The European political establishment hates the Second Amendment for its ultimate repudiation of big government.
To understand the European viewpoint, consider the debate on Britain's Sky News channel, Tuesday evening, between liberal columnist Yasmin Alibhai-Brown and libertarian editor Brendan O'Neill.
As O'Neill calmly outlined why gun ownership represents positive individual freedom, Alibhai-Brown quickly lost her cool, "That is not a moral position!" she shouted, adding that the Second Amendment was designed for a time "When [Americans] were massacring Native Americans ... hundreds of thousands of people were being killed." The journalist, who was "really depressed" when Bin Laden was killed, then delivered her punch line, "Change your mind, you'll still be a man."
Sorry, Yasmin, but 19th century Native American history is more complicated than genocide, and penis size has nothing to do with gun ownership. (Indeed, that's an insult to the tens of thousands of British vacationers who see gun ranges as required stops!)
Alibhai-Brown continued her tirade: "Don't put the shine of morality on your position!" she told O'Neill, "It is a deeply immoral position.
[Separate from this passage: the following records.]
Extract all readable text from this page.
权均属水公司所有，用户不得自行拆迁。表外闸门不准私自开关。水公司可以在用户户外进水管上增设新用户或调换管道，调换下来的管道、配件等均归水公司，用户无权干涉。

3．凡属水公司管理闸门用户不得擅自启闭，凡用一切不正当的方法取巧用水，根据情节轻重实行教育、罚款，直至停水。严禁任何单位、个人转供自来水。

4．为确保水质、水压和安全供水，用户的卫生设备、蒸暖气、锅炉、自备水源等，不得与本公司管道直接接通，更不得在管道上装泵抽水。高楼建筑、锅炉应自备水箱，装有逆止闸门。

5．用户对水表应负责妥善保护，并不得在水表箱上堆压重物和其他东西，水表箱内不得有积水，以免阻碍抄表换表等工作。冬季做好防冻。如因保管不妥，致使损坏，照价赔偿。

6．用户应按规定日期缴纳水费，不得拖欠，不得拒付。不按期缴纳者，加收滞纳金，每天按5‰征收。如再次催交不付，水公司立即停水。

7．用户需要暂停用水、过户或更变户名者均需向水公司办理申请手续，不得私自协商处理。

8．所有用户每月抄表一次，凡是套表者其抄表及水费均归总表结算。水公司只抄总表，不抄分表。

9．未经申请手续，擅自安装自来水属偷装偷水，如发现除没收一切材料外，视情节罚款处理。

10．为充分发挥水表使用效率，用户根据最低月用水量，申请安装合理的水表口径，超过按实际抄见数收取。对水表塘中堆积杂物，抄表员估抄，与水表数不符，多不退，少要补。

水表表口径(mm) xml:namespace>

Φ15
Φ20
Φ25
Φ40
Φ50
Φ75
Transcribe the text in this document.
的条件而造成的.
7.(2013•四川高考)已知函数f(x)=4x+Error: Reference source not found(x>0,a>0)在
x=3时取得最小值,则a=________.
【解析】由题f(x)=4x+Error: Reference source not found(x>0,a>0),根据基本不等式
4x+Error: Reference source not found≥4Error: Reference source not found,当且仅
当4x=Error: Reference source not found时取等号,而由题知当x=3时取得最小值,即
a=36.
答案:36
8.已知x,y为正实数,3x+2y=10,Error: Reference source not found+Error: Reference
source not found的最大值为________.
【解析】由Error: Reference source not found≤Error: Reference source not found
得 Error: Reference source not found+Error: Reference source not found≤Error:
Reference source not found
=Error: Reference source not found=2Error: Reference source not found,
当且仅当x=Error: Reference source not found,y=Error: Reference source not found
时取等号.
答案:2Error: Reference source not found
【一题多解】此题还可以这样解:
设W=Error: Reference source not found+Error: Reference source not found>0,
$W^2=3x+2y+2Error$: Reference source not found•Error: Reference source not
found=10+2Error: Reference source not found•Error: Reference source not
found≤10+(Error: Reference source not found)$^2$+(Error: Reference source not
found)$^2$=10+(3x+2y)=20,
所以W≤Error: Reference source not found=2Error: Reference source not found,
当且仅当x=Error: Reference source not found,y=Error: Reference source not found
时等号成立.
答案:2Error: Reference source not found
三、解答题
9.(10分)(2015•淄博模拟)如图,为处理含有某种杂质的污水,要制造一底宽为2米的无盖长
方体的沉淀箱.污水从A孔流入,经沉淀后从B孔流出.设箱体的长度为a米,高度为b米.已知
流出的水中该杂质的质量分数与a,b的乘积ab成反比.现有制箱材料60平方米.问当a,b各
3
To be so brainwashed about the Second Amendment that you don't see what you need to see!"
Note the Orwellian history-purge quality of Alibhai-Brown's words: "You don't see what you need to see." Alibhai-Brown has no interest in persuasion, only in re-education. The columnist then emphasized her point, stating, "No other western democracy feels the need to have the arming of its citizens."
Remember, this notion of "need" sits at the heart of left-wing ideology. Karl Marx explained that government must allocate power to individuals, "From each according to his ability, to each according to his needs." Alibhai-Brown cannot fathom that the individual choice of using guns to hunt, protect one's family, and guard against tyranny represents freedom. Indeed, she believes that government, not individuals, must shape what is and what is not freedom. And be under no illusions, this European perspective applies equally to speech as it does to guns.
Nevertheless, there's an insipid quality to this overconfidence in government. Consider the 2011 London riots, where, for three days, thousands of criminals ran rampant through the streets, stores, and gardens of the British capital. Families were abandoned to mob rule and, if only for a moment, British society flirted with anarchy.
While Americans should not ignore gun violence problems, gun control won't balance freedom with greater security. Instead, we must address the outsized proportion of gun violence attributable to young minority men, and the roots of that violence in collapsing families.